The submissions made to us today by Mr Crowther do not criticise any of those findings but seek to add a further feature of the evidence about the appellant's driving which, if it does not excuse, may explain her position to this extent. There was evidence, which really consisted of the three contact points between the girl's body and the van we have described above, particularly the contact point of the rear nearside, which are indicative of the fact that at the relevant time the van was not proceeding in a straight line down this narrow road, but was angled significantly towards its right, the road being then clear of parked vehicles at that point. This was therefore some evidence of an attempt, albeit unsuccessful and certainly too late in the day, on the part of the appellant to avoid the collision. That is not mentioned in the sentencing remarks. It is the sole omission on which Mr Crowther places reliance. Otherwise he accepts that this is a bad case of careless driving causing death and that it did call for a custodial sentence, albeit he seeks to urge us that it was one which could have been suspended.

7.

The sentencing guidelines on page 18 draw attention to a driving feature which will fall to be considered in cases of this nature, and self-evidently so, namely driving inappropriately close to another road user, particularly a child pedestrian.

8.

This therefore was a piece of careless driving which fell to be dealt with in this way. The appellant had made a serious error of judgment in not simply stopping and waiting for this group to clear the narrow part of the road before continuing. Instead she would seem to have thought that she could drive through at a constant speed, with only the safeguard of sounding her horn, and so miss the child pedestrians in front of her.
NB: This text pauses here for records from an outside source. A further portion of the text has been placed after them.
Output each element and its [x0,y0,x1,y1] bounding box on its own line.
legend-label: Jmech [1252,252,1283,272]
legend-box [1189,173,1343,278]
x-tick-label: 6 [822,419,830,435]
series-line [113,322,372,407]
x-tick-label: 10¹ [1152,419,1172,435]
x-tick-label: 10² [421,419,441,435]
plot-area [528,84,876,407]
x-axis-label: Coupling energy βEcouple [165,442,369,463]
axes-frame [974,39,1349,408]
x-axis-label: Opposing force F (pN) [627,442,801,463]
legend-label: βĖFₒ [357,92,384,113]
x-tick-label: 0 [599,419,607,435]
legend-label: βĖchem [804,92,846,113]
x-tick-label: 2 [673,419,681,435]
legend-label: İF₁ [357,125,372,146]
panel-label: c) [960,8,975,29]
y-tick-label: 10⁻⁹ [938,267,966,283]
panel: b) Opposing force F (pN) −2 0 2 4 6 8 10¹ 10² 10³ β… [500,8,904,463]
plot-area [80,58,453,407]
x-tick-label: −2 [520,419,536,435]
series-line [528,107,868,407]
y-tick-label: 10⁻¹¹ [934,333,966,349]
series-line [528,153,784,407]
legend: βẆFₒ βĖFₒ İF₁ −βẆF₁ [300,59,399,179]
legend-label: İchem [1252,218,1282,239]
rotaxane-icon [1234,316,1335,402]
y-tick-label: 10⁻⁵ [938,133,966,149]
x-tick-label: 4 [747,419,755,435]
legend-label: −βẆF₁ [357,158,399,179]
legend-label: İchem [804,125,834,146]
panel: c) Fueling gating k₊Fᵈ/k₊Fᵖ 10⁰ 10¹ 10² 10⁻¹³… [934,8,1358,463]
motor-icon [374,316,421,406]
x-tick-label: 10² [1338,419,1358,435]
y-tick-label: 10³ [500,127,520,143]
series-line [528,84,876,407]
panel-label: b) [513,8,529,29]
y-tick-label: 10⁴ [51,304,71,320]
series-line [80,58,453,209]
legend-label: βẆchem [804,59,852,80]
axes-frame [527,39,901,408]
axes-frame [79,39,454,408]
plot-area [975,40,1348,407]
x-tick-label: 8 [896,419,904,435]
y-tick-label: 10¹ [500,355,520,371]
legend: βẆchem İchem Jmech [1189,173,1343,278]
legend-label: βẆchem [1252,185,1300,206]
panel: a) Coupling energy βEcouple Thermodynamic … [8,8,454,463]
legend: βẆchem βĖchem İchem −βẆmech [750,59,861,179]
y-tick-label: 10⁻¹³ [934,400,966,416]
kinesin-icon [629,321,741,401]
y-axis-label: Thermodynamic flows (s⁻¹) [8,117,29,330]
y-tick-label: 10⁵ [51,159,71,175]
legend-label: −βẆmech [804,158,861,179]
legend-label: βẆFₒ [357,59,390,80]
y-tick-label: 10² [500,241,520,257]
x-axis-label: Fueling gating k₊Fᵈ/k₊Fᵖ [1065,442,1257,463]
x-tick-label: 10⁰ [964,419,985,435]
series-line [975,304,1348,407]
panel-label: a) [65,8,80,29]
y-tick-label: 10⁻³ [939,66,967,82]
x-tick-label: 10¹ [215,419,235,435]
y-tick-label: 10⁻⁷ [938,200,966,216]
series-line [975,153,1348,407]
But in addition to driving through, as the judge put it, it does seem to us having heard the arguments put forward for her today that there was a further attempt she made in addition to sounding her horn at a late stage to avoid this child and in that respect she made another error of judgment in thinking that that would have been enough to prevent this terrible accident.

9.

We have considered the sentencing guidelines and the two categories under which this careless driving could have been placed. We have reached the conclusion that the judge was entirely right and justified in categorising it as driving which required the imposition of a custodial sentence and we are unpersuaded that this sentence could in the circumstances be suspended, notwithstanding the personal mitigation available to the appellant which the judge alluded to as well. But we are at the end of the day satisfied in this difficult and anxious case that the sentence of two years' imprisonment passed by the judge was excessive and should be quashed and replaced by a sentence of imprisonment for one year. To that extent this appeal is allowed.